The greatest danger during the editing process is, I fear, not anxiety but tedium. I would advise editing in shorter and more concentrated bursts than one employed during the drafting process. I ward tedium away by listening to mild, ambient tracks without vocals (Steve Roach and Michael Stearns are both terrific for this, as are Basinski’s Disintegration Loops), but anything else that helps alleviate the sheer monotony of rewriting and proofreading is helpful.

The final obstacle for every author is, of course, knowing when to let go of your project. Here, the advice of peer readers is immensely helpful. Trust them and take their advice. If they say your story is good, then believe them. Remember: the time that you spend in endless revision is also time taken away from newer, fresher projects that are begging for your attention as well. Don’t let them languish for the sake of a tenuous and perhaps even impossible vision.

In response to The Daily Post’s writing prompt: “Obstacle Course.”

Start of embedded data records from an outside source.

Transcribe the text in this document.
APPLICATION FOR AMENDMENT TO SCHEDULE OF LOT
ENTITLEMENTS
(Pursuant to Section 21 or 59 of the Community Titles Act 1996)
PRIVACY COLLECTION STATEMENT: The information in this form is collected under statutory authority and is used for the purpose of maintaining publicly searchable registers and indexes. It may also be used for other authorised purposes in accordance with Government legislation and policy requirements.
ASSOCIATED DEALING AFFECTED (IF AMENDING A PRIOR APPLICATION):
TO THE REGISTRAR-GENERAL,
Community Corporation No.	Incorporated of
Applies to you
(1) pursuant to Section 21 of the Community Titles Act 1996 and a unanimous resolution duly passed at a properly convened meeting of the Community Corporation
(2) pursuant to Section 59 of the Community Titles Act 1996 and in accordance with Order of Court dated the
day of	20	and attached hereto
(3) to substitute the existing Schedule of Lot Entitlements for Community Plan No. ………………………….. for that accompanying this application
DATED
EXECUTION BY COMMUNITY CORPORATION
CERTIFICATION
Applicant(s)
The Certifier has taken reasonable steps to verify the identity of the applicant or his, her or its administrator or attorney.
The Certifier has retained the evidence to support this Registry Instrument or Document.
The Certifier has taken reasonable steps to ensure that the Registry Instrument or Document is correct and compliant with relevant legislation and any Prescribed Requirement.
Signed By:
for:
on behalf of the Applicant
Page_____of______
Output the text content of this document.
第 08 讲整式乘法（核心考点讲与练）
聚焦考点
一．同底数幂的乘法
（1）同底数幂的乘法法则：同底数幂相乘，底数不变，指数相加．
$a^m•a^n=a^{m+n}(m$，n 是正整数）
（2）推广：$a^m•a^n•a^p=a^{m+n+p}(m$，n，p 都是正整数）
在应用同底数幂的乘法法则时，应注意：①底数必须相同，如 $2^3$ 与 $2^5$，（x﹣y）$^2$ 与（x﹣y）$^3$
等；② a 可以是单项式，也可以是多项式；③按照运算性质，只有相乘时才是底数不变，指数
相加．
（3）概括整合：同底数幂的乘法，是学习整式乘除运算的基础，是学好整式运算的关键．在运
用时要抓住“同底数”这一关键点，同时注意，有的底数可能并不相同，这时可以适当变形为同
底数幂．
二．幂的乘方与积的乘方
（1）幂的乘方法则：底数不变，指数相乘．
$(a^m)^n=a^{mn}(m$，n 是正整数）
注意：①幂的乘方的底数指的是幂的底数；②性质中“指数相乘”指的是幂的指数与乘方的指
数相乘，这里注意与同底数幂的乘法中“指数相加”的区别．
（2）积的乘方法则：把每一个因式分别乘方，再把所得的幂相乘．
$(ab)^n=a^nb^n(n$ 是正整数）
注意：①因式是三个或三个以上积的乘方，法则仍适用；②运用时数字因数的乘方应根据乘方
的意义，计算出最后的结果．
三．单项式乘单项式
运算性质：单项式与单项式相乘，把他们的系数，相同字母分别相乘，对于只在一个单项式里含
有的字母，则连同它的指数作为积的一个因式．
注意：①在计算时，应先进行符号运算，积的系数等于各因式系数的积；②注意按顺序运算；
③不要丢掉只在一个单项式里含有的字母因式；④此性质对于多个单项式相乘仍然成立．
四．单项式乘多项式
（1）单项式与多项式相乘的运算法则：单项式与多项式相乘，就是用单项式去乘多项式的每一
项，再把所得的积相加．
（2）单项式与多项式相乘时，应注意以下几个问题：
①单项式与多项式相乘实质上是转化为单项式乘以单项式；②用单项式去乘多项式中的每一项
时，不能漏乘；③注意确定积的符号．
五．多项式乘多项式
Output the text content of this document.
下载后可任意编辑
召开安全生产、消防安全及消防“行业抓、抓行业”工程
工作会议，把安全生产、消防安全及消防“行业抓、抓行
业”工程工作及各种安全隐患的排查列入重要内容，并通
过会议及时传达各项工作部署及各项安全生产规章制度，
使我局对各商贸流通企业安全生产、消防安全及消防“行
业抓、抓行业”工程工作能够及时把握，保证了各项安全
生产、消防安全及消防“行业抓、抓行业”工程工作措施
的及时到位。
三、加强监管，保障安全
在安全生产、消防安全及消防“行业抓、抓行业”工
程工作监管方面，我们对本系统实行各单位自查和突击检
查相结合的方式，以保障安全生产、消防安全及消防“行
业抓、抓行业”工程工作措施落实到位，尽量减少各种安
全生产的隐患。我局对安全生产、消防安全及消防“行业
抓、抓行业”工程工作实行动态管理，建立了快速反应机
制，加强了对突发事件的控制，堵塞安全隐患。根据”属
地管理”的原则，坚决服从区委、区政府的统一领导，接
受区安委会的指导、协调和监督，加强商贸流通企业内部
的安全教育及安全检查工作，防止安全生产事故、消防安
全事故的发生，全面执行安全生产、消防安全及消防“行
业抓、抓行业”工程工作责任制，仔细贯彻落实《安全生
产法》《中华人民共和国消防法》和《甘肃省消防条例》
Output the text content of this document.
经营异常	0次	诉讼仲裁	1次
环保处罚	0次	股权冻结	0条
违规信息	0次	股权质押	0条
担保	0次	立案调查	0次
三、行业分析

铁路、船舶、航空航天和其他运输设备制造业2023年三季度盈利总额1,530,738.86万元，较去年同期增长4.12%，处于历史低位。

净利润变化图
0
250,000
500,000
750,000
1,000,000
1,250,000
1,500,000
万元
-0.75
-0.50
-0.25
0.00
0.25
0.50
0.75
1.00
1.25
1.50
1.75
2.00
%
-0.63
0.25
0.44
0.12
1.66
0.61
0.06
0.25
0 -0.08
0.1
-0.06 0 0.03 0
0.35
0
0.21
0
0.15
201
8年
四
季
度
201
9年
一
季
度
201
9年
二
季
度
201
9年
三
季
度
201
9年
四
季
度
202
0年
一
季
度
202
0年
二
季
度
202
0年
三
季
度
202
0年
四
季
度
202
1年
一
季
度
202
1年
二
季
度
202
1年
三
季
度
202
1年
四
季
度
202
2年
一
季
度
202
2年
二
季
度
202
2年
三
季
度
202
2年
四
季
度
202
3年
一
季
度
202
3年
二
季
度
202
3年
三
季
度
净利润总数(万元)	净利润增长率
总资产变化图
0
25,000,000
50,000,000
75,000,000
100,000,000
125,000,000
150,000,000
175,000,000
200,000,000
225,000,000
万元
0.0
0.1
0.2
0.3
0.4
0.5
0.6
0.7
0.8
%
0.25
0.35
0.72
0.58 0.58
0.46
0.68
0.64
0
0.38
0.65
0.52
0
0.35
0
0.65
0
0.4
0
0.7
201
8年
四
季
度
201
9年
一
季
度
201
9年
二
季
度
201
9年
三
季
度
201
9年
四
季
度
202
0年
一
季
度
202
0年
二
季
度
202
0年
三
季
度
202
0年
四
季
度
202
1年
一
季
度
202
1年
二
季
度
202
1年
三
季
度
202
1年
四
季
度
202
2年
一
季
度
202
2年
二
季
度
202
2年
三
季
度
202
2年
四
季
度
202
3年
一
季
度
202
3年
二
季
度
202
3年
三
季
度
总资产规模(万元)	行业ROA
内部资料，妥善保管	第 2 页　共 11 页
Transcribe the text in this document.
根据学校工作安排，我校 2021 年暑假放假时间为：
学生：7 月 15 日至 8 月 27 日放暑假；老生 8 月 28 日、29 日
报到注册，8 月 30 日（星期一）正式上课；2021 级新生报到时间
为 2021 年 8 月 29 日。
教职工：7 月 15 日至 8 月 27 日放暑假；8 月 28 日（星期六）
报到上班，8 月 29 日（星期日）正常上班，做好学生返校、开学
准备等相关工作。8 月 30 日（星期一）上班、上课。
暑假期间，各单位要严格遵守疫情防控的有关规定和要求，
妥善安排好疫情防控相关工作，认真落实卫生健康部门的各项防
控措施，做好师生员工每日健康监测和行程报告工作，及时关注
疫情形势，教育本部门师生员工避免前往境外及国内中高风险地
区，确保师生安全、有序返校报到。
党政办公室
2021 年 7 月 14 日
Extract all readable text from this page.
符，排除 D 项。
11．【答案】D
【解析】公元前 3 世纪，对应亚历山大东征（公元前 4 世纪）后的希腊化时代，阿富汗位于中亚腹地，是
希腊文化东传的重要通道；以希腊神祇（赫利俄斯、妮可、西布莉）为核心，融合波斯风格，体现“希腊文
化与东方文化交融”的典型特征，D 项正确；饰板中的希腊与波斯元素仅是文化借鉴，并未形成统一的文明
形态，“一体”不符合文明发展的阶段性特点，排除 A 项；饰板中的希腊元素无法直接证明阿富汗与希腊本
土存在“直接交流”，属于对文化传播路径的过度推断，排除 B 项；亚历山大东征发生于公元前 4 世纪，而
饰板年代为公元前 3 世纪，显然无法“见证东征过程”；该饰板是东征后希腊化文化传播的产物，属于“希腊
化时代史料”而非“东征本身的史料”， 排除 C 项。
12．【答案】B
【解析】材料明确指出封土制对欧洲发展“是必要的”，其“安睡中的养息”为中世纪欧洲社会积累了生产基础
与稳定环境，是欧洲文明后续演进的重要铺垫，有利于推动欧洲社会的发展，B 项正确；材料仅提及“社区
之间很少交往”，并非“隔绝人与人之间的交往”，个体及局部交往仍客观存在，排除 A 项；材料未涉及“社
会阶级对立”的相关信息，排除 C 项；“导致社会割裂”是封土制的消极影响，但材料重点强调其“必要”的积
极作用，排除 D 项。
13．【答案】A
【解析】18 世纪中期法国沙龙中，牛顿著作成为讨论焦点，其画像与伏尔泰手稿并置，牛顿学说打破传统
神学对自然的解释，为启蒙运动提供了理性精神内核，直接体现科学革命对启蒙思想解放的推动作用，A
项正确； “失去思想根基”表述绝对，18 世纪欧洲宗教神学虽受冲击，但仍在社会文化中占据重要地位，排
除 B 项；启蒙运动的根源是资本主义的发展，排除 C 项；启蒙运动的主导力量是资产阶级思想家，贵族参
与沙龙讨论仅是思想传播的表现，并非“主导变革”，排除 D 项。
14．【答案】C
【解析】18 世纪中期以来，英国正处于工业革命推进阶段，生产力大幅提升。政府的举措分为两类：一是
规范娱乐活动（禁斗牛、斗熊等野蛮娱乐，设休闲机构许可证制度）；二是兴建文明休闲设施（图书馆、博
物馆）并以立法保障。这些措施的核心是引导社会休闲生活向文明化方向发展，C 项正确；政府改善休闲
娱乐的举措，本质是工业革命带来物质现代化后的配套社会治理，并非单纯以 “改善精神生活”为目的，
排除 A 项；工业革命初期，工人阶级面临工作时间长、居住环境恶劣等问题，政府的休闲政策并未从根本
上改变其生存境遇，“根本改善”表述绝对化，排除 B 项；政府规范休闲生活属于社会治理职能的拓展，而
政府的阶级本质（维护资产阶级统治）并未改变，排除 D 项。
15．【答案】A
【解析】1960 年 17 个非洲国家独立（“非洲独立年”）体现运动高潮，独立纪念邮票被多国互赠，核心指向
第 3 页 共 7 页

4 responses to Rituals and Obstacles for Authors

  1. T. G. Rivard says:

    Thanks for sharing – I love reading about a writer’s process. I chuckled when I read “the terminus of your editing process which means that either your deadline arrived” I’ve grown to love deadlines.

    And this is very true but I’d never thought of it: “Remember: the time that you spend in endless revision is also time taken away from newer, fresher projects that are begging for your attention as well.”

    Liked by 1 person

    • Colin Harker says:

      Deadlines truly are the best. Also, re: my last paragraph: I’ve found that my problem when it comes to letting go of a project is that I’ll feel as though the project is good enough for *my* enjoyment, but when it finally comes down to sharing it publicly (either publishing it on WordPress, sending something to an agent, or, for my non-fiction, the academic equivalent of that), I often convince myself that I need to do some extra tweaking. Then I just procrastinate on *that*and the work is never shared, period. I’m trying to get out of that habit, though!

      Liked by 1 person

      • T. G. Rivard says:

        I’ve thought a lot about the problem of letting go. If you keep working on it (or don’t get past the outline stage), the story can be this perfect thing in your imagination. Once you put it out there it can be rejected. So, it’s much better to keep it safe in your head 0_o

        Liked by 1 person

      • Colin Harker says:

        That’s why the first two stages are the least anxiety-ridden — because the project is still perfect! I know, it’s a poignant process, for sure!